SOMMA LOMBARDO – Ha il nome di un’isola greca: Kos. È l’operatore (il terzo, dopo gli accordi saltati con le precedenti aziende) individuato per costruire la nuova casa di riposo Il Girasole a Somma Lombardo. L’obiettivo, come è stato già discusso in passato, resta di rilanciare l’ex Lanificio: un intervento di recupero che non solo trasformerebbe l’antica struttura – da tempo abbandonata – all’ombra del Castello, ma garantirebbe il servizio nel centro della città.
Il terzo tentativo
Il tema è stato inserito all’ordine del giorno del prossimo consiglio comunale, il 26 settembre. Dove verranno illustrati i dettagli dal presidente della Fondazione, Claudio Montagnoli.
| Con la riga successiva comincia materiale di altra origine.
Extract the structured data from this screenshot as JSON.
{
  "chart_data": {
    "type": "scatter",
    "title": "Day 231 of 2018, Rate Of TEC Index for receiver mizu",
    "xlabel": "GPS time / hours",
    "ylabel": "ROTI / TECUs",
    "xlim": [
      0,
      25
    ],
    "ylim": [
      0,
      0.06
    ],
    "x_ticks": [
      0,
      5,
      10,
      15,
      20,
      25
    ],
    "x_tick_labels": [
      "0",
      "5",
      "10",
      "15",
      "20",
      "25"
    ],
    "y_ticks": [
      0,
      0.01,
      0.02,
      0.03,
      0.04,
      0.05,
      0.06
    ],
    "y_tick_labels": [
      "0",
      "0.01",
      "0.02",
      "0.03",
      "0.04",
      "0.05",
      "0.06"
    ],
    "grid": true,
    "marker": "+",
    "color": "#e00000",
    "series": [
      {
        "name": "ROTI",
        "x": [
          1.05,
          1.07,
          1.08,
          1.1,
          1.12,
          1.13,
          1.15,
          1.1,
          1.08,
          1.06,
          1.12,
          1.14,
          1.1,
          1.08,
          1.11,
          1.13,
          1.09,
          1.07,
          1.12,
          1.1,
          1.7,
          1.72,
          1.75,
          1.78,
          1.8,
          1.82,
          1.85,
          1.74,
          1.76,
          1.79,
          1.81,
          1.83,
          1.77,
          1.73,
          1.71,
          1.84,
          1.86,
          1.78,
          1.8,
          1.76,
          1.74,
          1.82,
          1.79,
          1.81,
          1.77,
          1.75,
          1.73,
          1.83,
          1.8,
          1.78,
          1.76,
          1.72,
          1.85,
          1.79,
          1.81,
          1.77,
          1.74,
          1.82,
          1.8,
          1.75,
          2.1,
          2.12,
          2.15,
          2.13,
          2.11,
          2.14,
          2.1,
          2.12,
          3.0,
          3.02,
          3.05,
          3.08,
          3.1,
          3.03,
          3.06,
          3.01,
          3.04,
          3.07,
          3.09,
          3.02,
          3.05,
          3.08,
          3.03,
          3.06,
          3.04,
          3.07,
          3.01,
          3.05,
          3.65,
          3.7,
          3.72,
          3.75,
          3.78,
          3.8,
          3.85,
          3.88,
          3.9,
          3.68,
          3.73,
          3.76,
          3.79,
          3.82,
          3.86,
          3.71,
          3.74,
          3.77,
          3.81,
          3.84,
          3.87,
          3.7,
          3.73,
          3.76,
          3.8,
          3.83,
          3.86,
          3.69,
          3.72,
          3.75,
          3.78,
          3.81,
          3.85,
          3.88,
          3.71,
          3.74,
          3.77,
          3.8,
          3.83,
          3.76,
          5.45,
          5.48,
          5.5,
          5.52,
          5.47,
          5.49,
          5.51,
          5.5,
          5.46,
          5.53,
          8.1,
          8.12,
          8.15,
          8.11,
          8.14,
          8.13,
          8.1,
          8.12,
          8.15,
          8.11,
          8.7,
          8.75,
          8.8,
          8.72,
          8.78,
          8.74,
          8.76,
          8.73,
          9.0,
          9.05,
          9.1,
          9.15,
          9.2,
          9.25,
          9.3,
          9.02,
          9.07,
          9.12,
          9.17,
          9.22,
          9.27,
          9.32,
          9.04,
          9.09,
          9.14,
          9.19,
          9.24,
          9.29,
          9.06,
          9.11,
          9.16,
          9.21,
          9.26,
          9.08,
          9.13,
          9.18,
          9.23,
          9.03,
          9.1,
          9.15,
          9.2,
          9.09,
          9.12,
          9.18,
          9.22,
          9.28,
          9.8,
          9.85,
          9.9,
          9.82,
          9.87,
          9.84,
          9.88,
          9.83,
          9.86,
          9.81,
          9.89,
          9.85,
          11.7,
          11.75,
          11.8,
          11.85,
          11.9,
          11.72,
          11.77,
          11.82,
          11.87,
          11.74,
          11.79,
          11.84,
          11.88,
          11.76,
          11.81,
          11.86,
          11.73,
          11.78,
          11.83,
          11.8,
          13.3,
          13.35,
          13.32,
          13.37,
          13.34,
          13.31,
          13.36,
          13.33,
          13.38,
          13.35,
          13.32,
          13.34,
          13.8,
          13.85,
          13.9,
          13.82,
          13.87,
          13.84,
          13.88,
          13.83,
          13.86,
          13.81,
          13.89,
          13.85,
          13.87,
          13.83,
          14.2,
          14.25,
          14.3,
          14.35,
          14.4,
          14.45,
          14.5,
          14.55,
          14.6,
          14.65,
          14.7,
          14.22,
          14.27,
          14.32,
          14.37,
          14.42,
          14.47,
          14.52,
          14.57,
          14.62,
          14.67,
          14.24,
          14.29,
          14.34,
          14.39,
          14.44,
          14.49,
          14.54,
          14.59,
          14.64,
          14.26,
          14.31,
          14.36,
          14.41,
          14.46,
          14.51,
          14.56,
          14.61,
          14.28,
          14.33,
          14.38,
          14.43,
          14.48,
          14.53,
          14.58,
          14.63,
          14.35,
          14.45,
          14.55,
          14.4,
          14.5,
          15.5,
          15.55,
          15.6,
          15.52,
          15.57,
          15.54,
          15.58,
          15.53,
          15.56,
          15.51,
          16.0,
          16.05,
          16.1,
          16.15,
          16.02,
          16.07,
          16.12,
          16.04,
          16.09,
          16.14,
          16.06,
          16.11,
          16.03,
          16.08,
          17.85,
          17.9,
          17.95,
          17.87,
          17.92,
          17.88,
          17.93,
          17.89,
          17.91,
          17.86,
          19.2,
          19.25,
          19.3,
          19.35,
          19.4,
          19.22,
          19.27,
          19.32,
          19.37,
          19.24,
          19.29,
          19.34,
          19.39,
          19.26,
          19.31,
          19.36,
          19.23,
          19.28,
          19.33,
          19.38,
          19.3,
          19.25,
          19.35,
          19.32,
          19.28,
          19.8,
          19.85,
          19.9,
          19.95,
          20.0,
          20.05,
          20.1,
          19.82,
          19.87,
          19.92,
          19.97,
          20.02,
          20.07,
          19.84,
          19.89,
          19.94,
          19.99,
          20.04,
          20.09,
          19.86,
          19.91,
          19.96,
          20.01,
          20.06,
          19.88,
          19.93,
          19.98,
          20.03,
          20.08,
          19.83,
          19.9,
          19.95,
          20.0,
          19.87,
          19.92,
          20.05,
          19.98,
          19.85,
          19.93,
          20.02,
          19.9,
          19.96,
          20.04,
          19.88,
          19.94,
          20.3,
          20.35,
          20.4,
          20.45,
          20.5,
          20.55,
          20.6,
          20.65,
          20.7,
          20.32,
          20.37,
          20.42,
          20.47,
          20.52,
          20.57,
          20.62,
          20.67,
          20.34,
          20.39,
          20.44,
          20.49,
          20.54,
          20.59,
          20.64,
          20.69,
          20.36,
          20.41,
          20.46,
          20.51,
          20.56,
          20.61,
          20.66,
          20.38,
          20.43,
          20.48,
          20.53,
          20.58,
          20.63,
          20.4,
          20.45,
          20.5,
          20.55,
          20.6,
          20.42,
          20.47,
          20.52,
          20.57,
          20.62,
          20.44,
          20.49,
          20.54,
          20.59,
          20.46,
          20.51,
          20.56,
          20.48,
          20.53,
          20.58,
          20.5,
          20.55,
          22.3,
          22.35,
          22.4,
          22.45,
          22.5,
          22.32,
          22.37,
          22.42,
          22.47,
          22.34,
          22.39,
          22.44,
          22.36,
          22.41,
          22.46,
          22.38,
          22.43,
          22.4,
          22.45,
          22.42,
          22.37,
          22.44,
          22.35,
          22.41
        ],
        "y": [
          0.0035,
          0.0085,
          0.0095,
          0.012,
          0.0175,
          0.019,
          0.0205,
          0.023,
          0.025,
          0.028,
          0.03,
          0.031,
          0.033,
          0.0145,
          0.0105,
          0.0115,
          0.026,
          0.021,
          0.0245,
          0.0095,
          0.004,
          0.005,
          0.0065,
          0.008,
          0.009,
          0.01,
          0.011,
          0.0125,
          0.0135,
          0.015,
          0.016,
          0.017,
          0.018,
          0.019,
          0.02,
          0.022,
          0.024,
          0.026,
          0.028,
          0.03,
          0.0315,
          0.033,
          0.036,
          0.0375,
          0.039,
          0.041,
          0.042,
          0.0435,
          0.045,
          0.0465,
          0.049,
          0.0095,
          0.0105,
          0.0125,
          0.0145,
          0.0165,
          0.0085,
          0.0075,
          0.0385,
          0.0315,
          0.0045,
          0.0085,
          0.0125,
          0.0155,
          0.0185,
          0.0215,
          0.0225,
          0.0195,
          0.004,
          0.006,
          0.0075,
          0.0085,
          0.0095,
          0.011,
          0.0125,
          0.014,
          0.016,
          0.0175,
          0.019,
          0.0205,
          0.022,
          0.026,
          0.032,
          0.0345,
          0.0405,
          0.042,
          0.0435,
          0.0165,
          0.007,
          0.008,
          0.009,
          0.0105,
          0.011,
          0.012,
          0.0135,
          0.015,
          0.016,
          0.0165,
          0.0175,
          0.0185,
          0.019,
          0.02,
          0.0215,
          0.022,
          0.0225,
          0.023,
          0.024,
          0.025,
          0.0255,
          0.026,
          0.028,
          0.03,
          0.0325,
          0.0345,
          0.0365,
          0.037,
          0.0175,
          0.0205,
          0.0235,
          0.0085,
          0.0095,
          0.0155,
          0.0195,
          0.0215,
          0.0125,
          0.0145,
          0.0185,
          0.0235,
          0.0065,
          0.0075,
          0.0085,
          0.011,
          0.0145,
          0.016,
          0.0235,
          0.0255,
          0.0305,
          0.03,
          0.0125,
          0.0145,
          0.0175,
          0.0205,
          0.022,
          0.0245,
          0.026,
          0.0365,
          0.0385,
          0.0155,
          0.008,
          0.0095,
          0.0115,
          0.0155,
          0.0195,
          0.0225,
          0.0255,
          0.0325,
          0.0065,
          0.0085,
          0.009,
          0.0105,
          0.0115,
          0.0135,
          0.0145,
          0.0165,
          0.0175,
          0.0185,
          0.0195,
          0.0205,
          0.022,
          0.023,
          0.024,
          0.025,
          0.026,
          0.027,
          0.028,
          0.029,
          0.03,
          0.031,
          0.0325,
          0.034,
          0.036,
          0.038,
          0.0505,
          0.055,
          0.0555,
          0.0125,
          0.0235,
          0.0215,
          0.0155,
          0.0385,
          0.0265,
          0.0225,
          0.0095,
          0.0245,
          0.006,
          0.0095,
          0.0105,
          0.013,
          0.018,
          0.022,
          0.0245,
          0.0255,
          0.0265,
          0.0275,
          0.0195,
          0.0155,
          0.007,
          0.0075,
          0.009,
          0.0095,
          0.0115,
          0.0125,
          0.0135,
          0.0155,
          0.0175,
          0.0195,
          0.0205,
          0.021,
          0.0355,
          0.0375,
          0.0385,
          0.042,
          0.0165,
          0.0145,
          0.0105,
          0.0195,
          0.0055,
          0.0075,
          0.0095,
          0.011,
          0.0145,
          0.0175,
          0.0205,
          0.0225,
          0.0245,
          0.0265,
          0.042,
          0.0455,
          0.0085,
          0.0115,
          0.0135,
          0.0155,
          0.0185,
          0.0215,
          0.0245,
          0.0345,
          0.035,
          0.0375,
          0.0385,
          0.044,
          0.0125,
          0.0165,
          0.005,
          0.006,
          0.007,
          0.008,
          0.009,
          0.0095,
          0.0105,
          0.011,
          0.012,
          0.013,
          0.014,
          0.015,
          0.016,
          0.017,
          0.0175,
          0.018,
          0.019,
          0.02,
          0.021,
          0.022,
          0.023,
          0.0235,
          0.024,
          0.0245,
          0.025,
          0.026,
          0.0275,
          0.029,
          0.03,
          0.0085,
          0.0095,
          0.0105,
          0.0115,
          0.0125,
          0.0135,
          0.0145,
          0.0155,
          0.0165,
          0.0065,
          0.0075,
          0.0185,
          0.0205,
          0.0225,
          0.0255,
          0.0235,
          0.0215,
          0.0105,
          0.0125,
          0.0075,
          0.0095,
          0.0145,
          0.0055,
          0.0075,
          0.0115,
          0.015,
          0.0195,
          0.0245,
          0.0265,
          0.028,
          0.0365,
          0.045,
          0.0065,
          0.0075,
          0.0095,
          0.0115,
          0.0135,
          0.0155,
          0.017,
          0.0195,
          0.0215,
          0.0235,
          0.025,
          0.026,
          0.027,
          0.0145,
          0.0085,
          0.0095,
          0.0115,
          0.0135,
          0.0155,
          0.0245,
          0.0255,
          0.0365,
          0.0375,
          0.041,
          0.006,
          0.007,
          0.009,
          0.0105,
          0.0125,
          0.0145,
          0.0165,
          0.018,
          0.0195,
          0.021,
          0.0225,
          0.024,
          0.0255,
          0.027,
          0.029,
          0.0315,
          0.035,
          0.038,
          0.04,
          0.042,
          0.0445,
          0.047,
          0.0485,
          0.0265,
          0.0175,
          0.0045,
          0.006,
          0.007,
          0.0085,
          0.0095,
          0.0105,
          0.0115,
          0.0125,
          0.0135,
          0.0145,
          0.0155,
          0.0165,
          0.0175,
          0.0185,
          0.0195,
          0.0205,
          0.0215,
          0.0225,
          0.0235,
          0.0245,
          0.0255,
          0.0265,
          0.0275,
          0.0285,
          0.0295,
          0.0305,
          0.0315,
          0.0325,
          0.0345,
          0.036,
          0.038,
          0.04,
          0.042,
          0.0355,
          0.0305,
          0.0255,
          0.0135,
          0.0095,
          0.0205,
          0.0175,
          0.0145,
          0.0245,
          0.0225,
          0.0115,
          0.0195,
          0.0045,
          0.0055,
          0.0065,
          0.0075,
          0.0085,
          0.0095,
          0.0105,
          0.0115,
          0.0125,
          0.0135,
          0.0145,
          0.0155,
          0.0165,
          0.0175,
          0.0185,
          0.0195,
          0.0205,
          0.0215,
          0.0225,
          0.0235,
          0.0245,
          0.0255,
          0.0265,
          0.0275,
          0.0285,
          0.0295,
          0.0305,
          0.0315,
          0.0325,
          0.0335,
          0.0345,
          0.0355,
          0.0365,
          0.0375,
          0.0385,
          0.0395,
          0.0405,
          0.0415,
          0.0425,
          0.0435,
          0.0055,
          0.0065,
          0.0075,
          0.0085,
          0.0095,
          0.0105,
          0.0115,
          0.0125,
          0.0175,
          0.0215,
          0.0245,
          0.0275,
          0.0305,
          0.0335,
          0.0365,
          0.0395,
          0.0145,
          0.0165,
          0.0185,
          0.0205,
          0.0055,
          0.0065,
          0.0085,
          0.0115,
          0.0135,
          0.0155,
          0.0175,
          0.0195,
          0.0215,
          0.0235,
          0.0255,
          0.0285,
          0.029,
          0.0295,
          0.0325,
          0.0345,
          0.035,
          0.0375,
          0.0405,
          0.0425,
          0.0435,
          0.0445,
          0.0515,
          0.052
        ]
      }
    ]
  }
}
Kos si è fatta avanti a seguito della ricerca di mercato lanciata lo scorso luglio per individuare un operatore interessato a realizzare, certo, la casa di riposo. Ma anche a prendere il ramo d’azienda. Che, in questo caso, sembra verrà acquisito soltanto a costruzione avvenuta.
Obiettivo ex Lanificio
Il dibattito sul Girasole si trascina ormai da anni. Con molti tentativi – fra accordi e trattative – che sono sfociati nel nulla. Dopo il lavoro sfumato con Emmaus, infatti, anche i rapporti con Zaffiro non hanno portato al risultato sperato. Si apre, quindi, un nuovo capitolo – con la speranza che sia la volta buona – che prevede, inoltre, di portare avanti il progetto ex Lanificio. L’idea è seguire quella precisa indicazione che l’amministrazione comunale diede al Girasole esprimendosi in modo esplicito contro la costruzione della nuova casa di riposo a Maddalena (vecchia soluzione individuata circa quindici anni fa dall’allora governo di centrodestra), per concentrarsi sul centro città e rilanciare un’area dismessa.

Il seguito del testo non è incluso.